- Born: May 3, 1921 Porto Torres, Italy
- Died: September 28, 2005 (aged 84) Sassari, Italy

= Fiorenzo Serra =

Italian film director

Fiorenzo Serra (3 May 1921 in Porto Torres – 28 September 2005 in Sassari) was an Italian film director and documentarist.

He produced 66 movies and documentaries, mainly based on Sardinia's ethnographic, social and cultural themes.
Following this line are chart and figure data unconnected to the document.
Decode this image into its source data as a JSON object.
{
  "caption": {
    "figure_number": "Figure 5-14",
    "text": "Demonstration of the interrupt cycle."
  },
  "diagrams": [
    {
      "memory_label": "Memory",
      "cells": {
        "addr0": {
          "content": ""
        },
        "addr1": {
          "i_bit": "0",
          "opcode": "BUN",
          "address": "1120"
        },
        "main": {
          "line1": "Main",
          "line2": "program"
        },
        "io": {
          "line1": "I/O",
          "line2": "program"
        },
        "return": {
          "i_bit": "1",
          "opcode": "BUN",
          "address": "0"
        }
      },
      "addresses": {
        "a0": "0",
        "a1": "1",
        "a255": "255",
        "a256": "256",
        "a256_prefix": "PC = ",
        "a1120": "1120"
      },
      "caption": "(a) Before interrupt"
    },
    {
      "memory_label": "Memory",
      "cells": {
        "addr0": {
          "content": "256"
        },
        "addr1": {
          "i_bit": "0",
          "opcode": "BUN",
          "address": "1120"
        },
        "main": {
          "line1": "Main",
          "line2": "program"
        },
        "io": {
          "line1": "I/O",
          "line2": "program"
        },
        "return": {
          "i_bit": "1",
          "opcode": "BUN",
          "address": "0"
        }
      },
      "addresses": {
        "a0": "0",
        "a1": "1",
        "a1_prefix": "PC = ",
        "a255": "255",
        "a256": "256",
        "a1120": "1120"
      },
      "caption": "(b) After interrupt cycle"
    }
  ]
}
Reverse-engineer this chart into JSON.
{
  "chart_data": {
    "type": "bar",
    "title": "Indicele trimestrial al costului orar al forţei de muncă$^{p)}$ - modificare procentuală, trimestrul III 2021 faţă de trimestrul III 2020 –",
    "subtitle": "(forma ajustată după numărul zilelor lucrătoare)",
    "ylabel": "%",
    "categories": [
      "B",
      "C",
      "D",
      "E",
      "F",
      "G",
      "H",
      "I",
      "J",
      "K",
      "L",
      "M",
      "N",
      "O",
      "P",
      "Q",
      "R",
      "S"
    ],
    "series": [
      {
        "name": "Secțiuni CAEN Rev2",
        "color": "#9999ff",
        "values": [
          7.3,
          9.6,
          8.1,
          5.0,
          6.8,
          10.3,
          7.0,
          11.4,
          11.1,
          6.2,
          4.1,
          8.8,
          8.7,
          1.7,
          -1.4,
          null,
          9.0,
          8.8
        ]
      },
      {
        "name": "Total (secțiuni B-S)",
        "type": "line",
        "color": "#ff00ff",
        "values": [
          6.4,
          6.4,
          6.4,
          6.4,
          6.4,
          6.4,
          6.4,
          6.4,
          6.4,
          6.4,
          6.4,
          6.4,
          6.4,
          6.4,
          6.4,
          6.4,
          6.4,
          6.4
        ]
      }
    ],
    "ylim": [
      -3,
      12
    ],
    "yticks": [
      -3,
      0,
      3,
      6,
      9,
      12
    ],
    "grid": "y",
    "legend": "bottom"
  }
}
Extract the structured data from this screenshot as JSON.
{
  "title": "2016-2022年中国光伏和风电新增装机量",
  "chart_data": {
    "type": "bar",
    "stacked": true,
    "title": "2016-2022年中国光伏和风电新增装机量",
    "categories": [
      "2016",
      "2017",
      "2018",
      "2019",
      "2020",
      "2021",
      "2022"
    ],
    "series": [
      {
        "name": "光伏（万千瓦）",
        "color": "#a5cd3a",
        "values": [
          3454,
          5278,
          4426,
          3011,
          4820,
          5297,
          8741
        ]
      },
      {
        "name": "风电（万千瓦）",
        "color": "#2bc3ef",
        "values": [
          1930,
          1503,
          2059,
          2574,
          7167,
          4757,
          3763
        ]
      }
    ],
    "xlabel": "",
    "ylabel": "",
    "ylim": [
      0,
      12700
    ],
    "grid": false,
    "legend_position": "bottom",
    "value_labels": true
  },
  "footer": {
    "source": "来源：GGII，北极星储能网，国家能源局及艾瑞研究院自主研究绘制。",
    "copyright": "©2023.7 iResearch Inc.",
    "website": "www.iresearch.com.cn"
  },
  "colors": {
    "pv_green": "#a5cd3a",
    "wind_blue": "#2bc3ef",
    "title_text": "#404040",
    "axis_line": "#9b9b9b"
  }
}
He won the Agis Prize for the documentary L'Ultimo Pugno di Terra in 1966, realised together the novelist Giuseppe Dessì and the future Italian minister Giuseppe Pisanu, with the supervision of the screenwriter Cesare Zavattini.

==Bibliography==
- AA.VV., L'ultimo pugno di terra. Il film di Fiorenzo Serra sulla Rinascita, Filmpraxis - Quaderni della Cineteca Sarda n. 6, ed. Maestrale, Nuoro, 2014.ISBN 978-88-6429-155-0
- Giulio Angioni, Manlio Brigaglia et Alii, Fiorenzo Serra: la mia terra è un'isola, Nuoro, Ilisso, 2010

==Legacy==
The "Fiorenzo Serra" Visual Anthropology Laboratory of the Società Umanitaria-Cineteca Sarda, with the collaboration of the History Department of University of Sassari, annually organises Fiorenzo Serra Film Festival.